Gift Shop

The “Gift Alchemy” of the Fava Bean

by Lexi Visco, Calvin Rocchio, Meg Miller, and Laurel Schwulst
Companion–Platform’s “Vicia Faba” seed packet for the Are.na Gift Shop (2023). [An open green seed packet, five white plant stakes, and a single brown fava bean seed.]

Meg Miller: The “Vicia Faba” is a unique gift for our gift shop. Not only is it a gift itself, but as a seed and a living thing, it also contains the possibility of producing more seeds and thus future gifts. Can you share more about the seed packet and the ideas behind it?

Lexi Visco: When a human steward receives their seed packet, there is one fava seed and five plant stakes inside. The idea is that this person will grow the fava plant and take care of it — forming this one-to-one relationship with it through observation, care, and presence. But also, we are hoping they grow it with the intention of later gifting its seeds to others, since that is how this gift will continue to proliferate.

Companion–Platform’s “Vicia Faba” seed packet for the Are.na Gift Shop (2023). [Two poetic product shots side by side; one is of the broad, brown fava bean floating against a blurred background, with the words "This seed is a gift" below it. The other is a white paper plant stake in the soil, "This plant is a gift" printed on it.]

Calvin Rocchio: When your plant grows fully and it comes time to harvest its seeds, you can send the prepared seed and the plant stake to four more people in the world. The idea is that you’re not only sharing the seed and the plant stake but also your experience of growing your fava and any expertise, wisdom, or memories you accrued along the way. That’s why we thought it would be nice to have a guest book in the form of an Are.na channel as a space where people can gather both documentation of their plants and any tips for future stewards.

“Vicia Faba” seed packet backside. [The back of a green and blue seed packet, dense with text that instructs on how to plant, save, and gift the seed. A pearled border lines the instructions, as well as other information like when to seed, what light it needs, and how high it will grow.]

While fava plants are quite hardy, they are also very expressive in their needs. We tried to find just the right balance of imperative information on the back of the packet to provide a good place to begin, but with emphasis on having a close, observational relationship with your plant by discovering its needs as an individual, rather than on a species level.

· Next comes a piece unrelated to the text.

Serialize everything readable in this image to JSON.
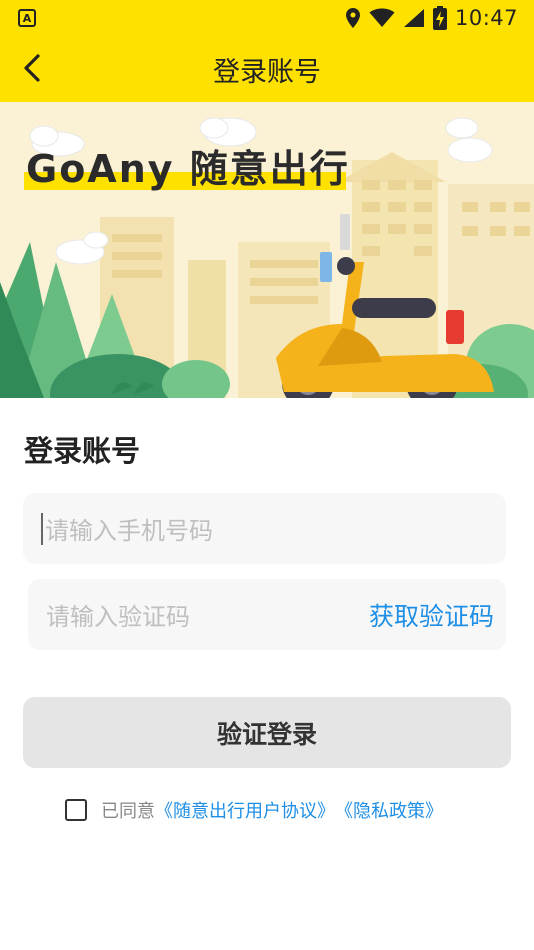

Lexi: That’s where our idea of “tamagotchi energy” enters [laughs]. Formally, the tamagotchi and the fava bean are both round and have a similar relationship with your palm. They also foster a similar one-to-one relationship: You learn how to care for the being so it can flourish. Through daily attention, you will learn how to keep it happy and enable its growth.

The “Tamagotchi energy” of the fava bean. [A warm, dreamy photo of a white hand holding the single light brown “Vicia Faba” seed in its palm. Greenery is behind, and some blurry green stems hover in the foreground slightly.]

Calvin: It teaches you what it needs — the plant solicits your attention and care.

Laurel: I’m curious! How might a human steward go “above and beyond” for their fava?

Lexi: Ideally, this person genuinely feels excited to visit their fava regularly. Visiting feels really exciting and important — go visit your plants!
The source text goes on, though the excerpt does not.